Louis lo veía como si fuera la última persona en el mundo, tenía los labios agrietados y sus mejillas eran de un agradable tono rojizo. Su espalda se arqueó hacia el omega cuando no pudo sentir su aroma más por la separación entre ellos e interrumpió a Harry antes de que pudiera decir algo más. Sus dientes atacaron de nuevo al labio inferior del omega mientras lo besaba, tenía los colmillos expuestos y su sed por tener a su pareja encima seguía aumentando.
A pesar de tener la mente nublada, Louis siempre se preocupaba por su pareja. Recostó a Harry en el nido después de separarse con mucha dificultad de sus labios, se aseguró de abrir una rendija diminuta en la sábana sobre ellos para poder respirar correctamente y se dejó llevar un poco por los impulsos que le llenaban el pecho de sensaciones impecables.
Las piernas de Louis temblaron mientras se arrastraba de rodillas, sus movimientos eran lentos, casi dolorosamente suaves mientras abría las piernas de Harry. El enigma luchaba por mantener el control, aunque todo su ser gritaba por más, por hacerlo más rápido. Pero lo que dominaba su mente era el aroma de Harry, celestial mientras llenaba sus sentidos. La presión en su entrepierna se volvía imposible de ignorar, y un jadeo suave escapó de sus labios cuando se enganchó al cuello de Harry. Sus labios, torpes y ansiosos, derramaron saliva sobre la piel suave de su omega, marcándolo de una manera que apenas podía contener.
Todavía no había una marca en el cuello pálido y liso del omega, querían esperar un poco más aunque el enigma ya contara con la silueta de los dientes de Harry en la parte interna de su bíceps, cerca de un tatuaje que cubría la zona exterior del músculo. Le picaba esa zona, una cicatriz bonita y llena de vida que en ese momento le estaba causando molestia y que seguramente requería del trato especial de la saliva de su omega para detenerse.

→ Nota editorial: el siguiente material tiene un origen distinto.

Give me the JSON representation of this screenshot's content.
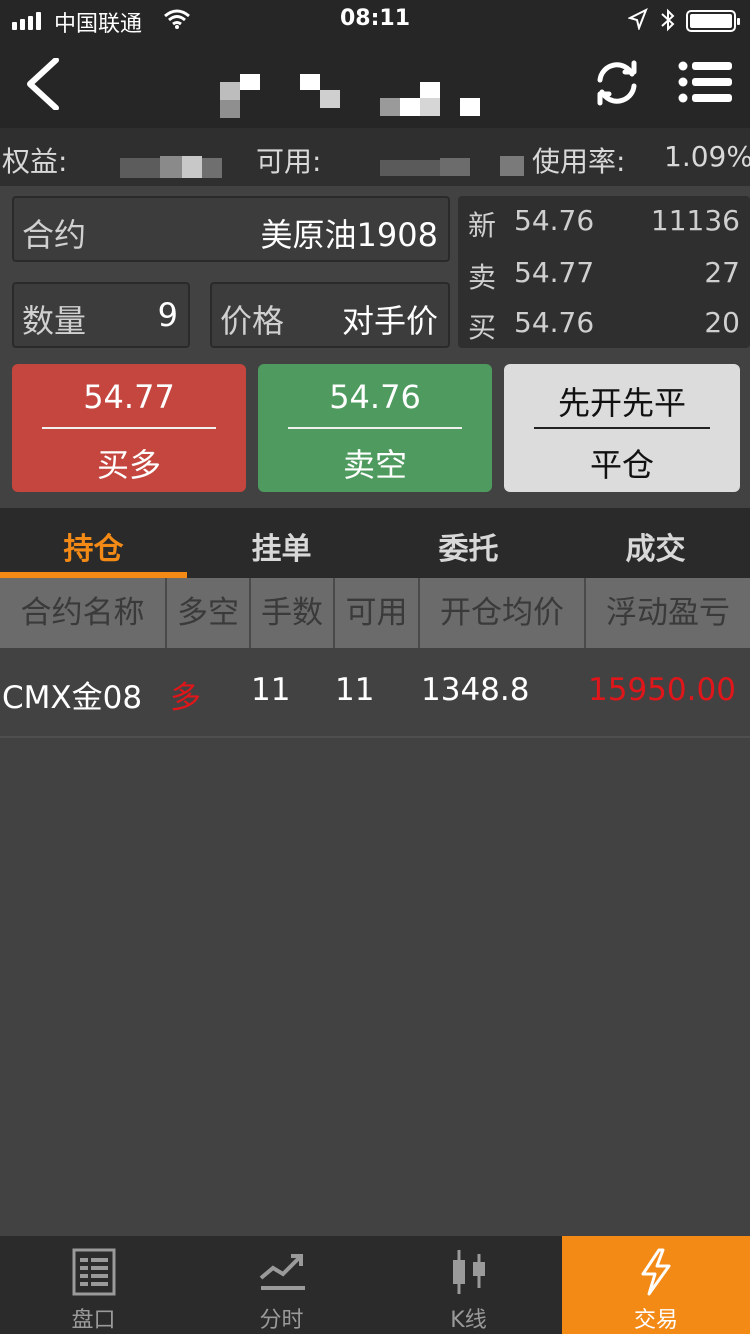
{
  "status_bar": {
    "carrier": "中国联通",
    "time": "08:11"
  },
  "nav": {
    "back_icon": "chevron-left-icon",
    "refresh_icon": "refresh-icon",
    "menu_icon": "list-menu-icon"
  },
  "account": {
    "equity_label": "权益:",
    "available_label": "可用:",
    "usage_label": "使用率:",
    "usage_value": "1.09%"
  },
  "order_form": {
    "contract_label": "合约",
    "contract_value": "美原油1908",
    "quantity_label": "数量",
    "quantity_value": "9",
    "price_label": "价格",
    "price_value": "对手价"
  },
  "quote": {
    "rows": [
      {
        "label": "新",
        "price": "54.76",
        "volume": "11136"
      },
      {
        "label": "卖",
        "price": "54.77",
        "volume": "27"
      },
      {
        "label": "买",
        "price": "54.76",
        "volume": "20"
      }
    ]
  },
  "actions": {
    "buy_price": "54.77",
    "buy_label": "买多",
    "sell_price": "54.76",
    "sell_label": "卖空",
    "close_mode": "先开先平",
    "close_label": "平仓",
    "colors": {
      "buy": "#c4463f",
      "sell": "#4f9b5f",
      "close": "#dcdcdc"
    }
  },
  "tabs": {
    "items": [
      "持仓",
      "挂单",
      "委托",
      "成交"
    ],
    "active_index": 0,
    "accent": "#f38a16"
  },
  "positions": {
    "columns": [
      "合约名称",
      "多空",
      "手数",
      "可用",
      "开仓均价",
      "浮动盈亏"
    ],
    "rows": [
      {
        "name": "CMX金08",
        "direction": "多",
        "lots": "11",
        "available": "11",
        "avg_price": "1348.8",
        "pnl": "15950.00"
      }
    ]
  },
  "bottom_nav": {
    "items": [
      {
        "label": "盘口",
        "icon": "order-book-icon"
      },
      {
        "label": "分时",
        "icon": "intraday-chart-icon"
      },
      {
        "label": "K线",
        "icon": "candlestick-icon"
      },
      {
        "label": "交易",
        "icon": "lightning-icon"
      }
    ],
    "active_index": 3
  }
}
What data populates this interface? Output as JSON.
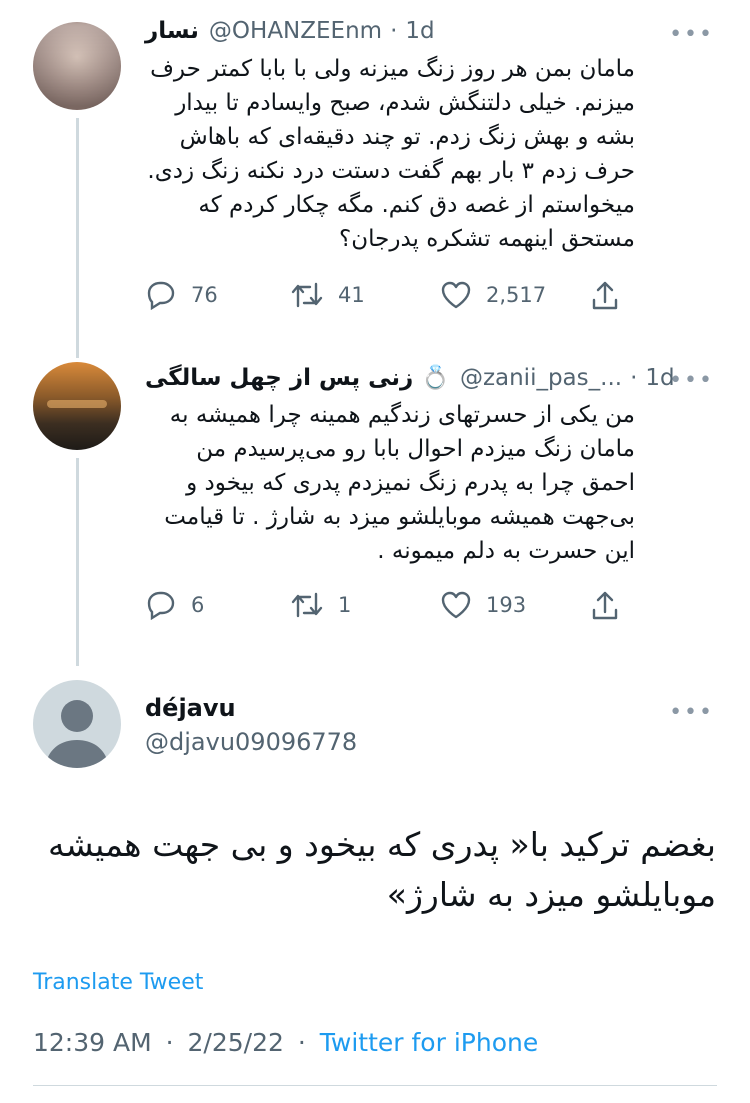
{
  "tweets": [
    {
      "name": "نسار",
      "handle": "@OHANZEEnm",
      "time": "1d",
      "body": "مامان بمن هر روز زنگ میزنه ولی با بابا کمتر حرف میزنم. خیلی دلتنگش شدم، صبح وایسادم تا بیدار بشه و بهش زنگ زدم. تو چند دقیقه‌ای که باهاش حرف زدم ۳ بار بهم گفت دستت درد نکنه زنگ زدی. میخواستم از غصه دق کنم. مگه چکار کردم که مستحق اینهمه تشکره پدرجان؟",
      "replies": "76",
      "retweets": "41",
      "likes": "2,517"
    },
    {
      "name": "زنی پس از چهل سالگی 💍",
      "handle": "@zanii_pas_...",
      "time": "1d",
      "body": "من یکی از حسرتهای زندگیم همینه چرا همیشه به مامان زنگ میزدم احوال بابا رو می‌پرسیدم من احمق چرا به پدرم زنگ نمیزدم پدری که بیخود و بی‌جهت همیشه موبایلشو میزد به شارژ . تا قیامت این حسرت به دلم میمونه .",
      "replies": "6",
      "retweets": "1",
      "likes": "193"
    }
  ],
  "main": {
    "name": "déjavu",
    "handle": "@djavu09096778",
    "body": "بغضم ترکید با« پدری که بیخود و بی جهت همیشه موبایلشو میزد به شارژ»",
    "translate_label": "Translate Tweet",
    "time": "12:39 AM",
    "date": "2/25/22",
    "source": "Twitter for iPhone"
  },
  "separator": "·",
  "more_glyph": "•••",
  "icons": [
    "reply-icon",
    "retweet-icon",
    "like-icon",
    "share-icon",
    "more-icon",
    "default-avatar-icon"
  ],
  "colors": {
    "link": "#1d9bf0",
    "muted": "#536471",
    "text": "#0f1419",
    "line": "#cfd9de"
  }
}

No había otra manera de detener la sensación agonizante en el pecho de Louis que cada vez se iba apoderando más de la poca racionalidad que le quedaba, como si en cada exhalación que tomara un poco más de pensamientos coherentes se escapara de su ser sin su consentimiento. Con cada segundo que pasaba, esa sensación crecía, apoderándose de su pecho, su mente, y cada fibra de su ser, hasta que ya no había vuelta atrás.
Alzó las rodillas de Harry inesperadamente, pero se detuvo un momento, respirando profundamente contra el cuello de Harry, su pecho subiendo y bajando rápidamente mientras intentaba recuperar un poco de control. Harry, sintiendo la intensidad en el aire, llevó una mano temblorosa a la cabeza de Louis, acariciando su cabello húmedo con suavidad; estaba en una posición demasiado expuesta, pero sabía que no podía hacerlo sin una preparación previa y tenía un pequeño presentimiento de que el enigma estaba pensando en eso.
—Dame tu mano, enigma —la voz de Harry salió más temblorosa de lo que pensaba, pero logró captar la atención de Louis tal y como quería—. Así, ¿de acuerdo?
La mirada de Louis era intensa, sus pupilas dilatadas dejaban un solo anillo delgado del color del mar en sus ojos, pero en algún lugar de esa tormenta, las palabras de Harry lograron llegar. El enigma tragó saliva, cerrando los ojos por un segundo mientras intentaba calmarse. Pero la sensación en su pecho, esa necesidad ardiente de asegurar su vínculo, no desaparecía tan fácilmente.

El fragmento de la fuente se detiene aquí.